令和3年度から引き続き、小問2問構成でした。全体としては昨年と難易度が大きくは変わらないものでした。どこまで時間をかけずに正解要素を網羅した答案が作成できたかが焦点になりました。〔問題1〕は、資料1の結果のように茶摘み機の導入割合が異なる理由を、資料2、資料3から読み取って答える問題でした。答える条件にも、「地形と摘み採り方のそれぞれに着目して」と書いてあり、資料の見るべきポイントが明示されている答えやすい問題でした。普段から答案を限られた時間で作成しきる練習が行えていたかどうかがポイントでした。
〔問題2〕は、(1)では、複数年の日本茶の生産量に対する海外への輸出量の割合を計算して答える問題でした。計算自体も3桁÷2桁や2桁÷2桁の内容でした。昨年度の計算同様、平易なものであり、確実に正解をするべき問題でした。(2)は、図3または資料5から読み取れる日本産抹茶の魅力を海外の人にどのように工夫して伝えるか、考えを述べる問題でした。

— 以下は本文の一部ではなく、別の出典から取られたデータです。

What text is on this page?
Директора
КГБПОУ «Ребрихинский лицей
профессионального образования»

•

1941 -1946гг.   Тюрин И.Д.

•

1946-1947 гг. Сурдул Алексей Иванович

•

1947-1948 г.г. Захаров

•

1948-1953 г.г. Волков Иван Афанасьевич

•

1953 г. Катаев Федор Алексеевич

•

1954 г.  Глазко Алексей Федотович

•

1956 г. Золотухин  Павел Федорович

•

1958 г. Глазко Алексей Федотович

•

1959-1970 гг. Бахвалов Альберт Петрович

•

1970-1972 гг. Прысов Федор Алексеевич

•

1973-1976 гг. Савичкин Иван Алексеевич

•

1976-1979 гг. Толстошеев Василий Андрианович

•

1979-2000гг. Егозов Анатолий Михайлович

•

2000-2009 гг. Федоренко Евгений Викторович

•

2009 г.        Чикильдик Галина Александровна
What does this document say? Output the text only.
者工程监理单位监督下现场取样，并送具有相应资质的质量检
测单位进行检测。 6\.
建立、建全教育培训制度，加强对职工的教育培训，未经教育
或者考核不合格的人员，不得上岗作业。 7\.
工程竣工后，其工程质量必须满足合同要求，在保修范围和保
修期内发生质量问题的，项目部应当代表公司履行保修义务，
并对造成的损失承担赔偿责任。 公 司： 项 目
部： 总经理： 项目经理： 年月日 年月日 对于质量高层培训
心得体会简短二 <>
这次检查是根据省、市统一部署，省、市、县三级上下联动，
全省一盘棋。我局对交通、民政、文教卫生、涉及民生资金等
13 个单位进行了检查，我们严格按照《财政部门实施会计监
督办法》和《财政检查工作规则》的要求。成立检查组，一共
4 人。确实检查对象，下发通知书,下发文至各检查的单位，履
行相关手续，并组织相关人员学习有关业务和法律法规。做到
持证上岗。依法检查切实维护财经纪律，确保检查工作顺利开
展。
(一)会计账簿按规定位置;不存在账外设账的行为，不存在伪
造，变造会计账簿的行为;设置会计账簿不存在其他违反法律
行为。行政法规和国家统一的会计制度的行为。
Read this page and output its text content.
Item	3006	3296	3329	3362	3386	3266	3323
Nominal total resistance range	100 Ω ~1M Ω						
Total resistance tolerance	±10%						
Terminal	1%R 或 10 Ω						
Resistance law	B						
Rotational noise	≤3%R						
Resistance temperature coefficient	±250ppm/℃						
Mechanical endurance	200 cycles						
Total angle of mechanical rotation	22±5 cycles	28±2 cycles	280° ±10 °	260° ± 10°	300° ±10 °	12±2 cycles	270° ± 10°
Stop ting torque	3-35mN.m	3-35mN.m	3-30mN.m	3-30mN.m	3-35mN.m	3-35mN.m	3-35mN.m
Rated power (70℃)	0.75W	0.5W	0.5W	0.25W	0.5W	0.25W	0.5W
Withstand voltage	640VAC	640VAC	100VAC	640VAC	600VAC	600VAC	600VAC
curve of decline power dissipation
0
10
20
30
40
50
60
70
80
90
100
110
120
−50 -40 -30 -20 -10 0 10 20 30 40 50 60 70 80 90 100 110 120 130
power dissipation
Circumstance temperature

テーマ自体は、知らない人に日本の魅力を伝えるといったポピュラーなものと言えましたが、昨年度に比べると与えられている資料の言葉の統一感が弱く、図3または資料5のどちらを使うか悩んでしまったり、無理に両方使おうしたりすると、答案作成に時間がかかってしまうことも予想できるため、若干難しくなった問題と言えました。難しく考え過ぎず、答案を早めに作成し、他の問題に時間を割けるようにしたかった問題でした。

 

 

3 物体の落下する速さについての実験を題材にした問題

物体の落下する速さについての実験を題材に、〔問題1〕では条件の異なる2つのアルミニウムカップにおもりを加えて速さの違いを確認する問題、〔問題2〕では大きさの異なるカエデの種の落下する速さの違いを調べる問題が出題されました。〔問題1〕は、カップの直径やおもりの重さなど、実験記録の結果が8種類あり、その中から3種類を選んで「上から見たときの面積が同じならば重いものの方が先に着地する」という予想が正しい場合とそうでない場合があることを説明する問題です。どの条件の変化が変化したとき、どのような結果であったかをまとめることができれば正答にたどり着くことができます。普段からこのような対照実験に関する問題を練習していれば、時間をかけずに解ける問題でした。〔問題2〕は、大きさの異なるカエデの種の落下する速さの違いを、落とす高さを変えて実験することで明らかにする問題でした。〔問題1〕と同様に2つの実験結果を総合して答えを求める問題で、簡単な図をかいて考えてみると解きやすい問題でした。大問3全体としては、例年に比べて実験の手順が大幅に減り、実験内容も分かりやすいものだったため、難度は低かったと言えます。